Il y eut un mouvement d’effroi parmi les habitués de la maison, lorsqu’on vit entrer dans le salon de la marquise ce mari démissionnaire auquel personne ne songeait plus depuis quinze ans. Le cercle fut rompu. Saint-Clément se mit à l’écart. La marquise, surmontant son émotion, prit son ouvrage de tapisserie pour se donner une contenance, et on attendit avec anxiété une explication entre les deux époux.

— Asseyez-vous, messieurs, dit Saverio.
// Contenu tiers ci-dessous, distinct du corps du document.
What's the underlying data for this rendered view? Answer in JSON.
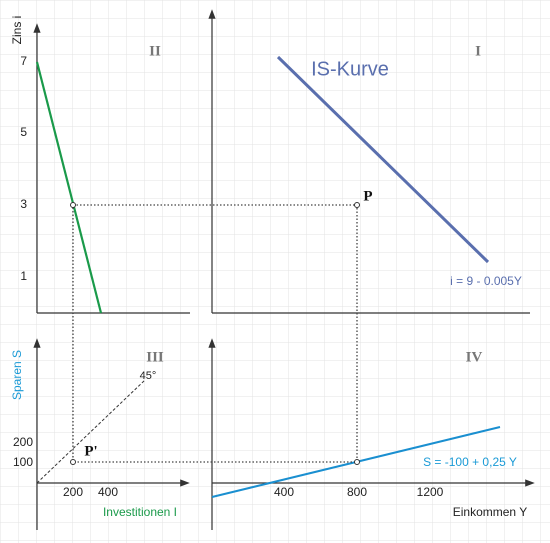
{
  "axes": {
    "interest": "Zins i",
    "savings": "Sparen S",
    "investment": "Investitionen I",
    "income": "Einkommen Y"
  },
  "interest_ticks": [
    "7",
    "5",
    "3",
    "1"
  ],
  "savings_ticks": [
    "200",
    "100"
  ],
  "investment_ticks": [
    "200",
    "400"
  ],
  "income_ticks": [
    "400",
    "800",
    "1200"
  ],
  "quadrants": [
    "II",
    "I",
    "III",
    "IV"
  ],
  "labels": {
    "is_curve": "IS-Kurve",
    "is_equation": "i = 9 - 0.005Y",
    "s_equation": "S = -100 + 0,25 Y",
    "angle": "45°",
    "p": "P",
    "p_prime": "P'"
  }
}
Provisoirement je désire que tous les amis de ma femme se considèrent comme les miens.

Le marquis fit le tour du salon, échangea quelques mots avec les personnes de sa connaissance, salua les autres d’un air ouvert, et tendit cordialement la main à sir Oliver.

— On est fort bien ici, dit-il ensuite en se jetant dans un fauteuil.

— Peut-on savoir, monsieur, ce qui vous y amène ? demanda la marquise.

— Assurément, chère Lucia : je viens avec l’intention bien ferme de me mêler de tout. Mais où donc est notre ami le chevalier Forcellini ?

La marquise baissa la tête sans oser répondre.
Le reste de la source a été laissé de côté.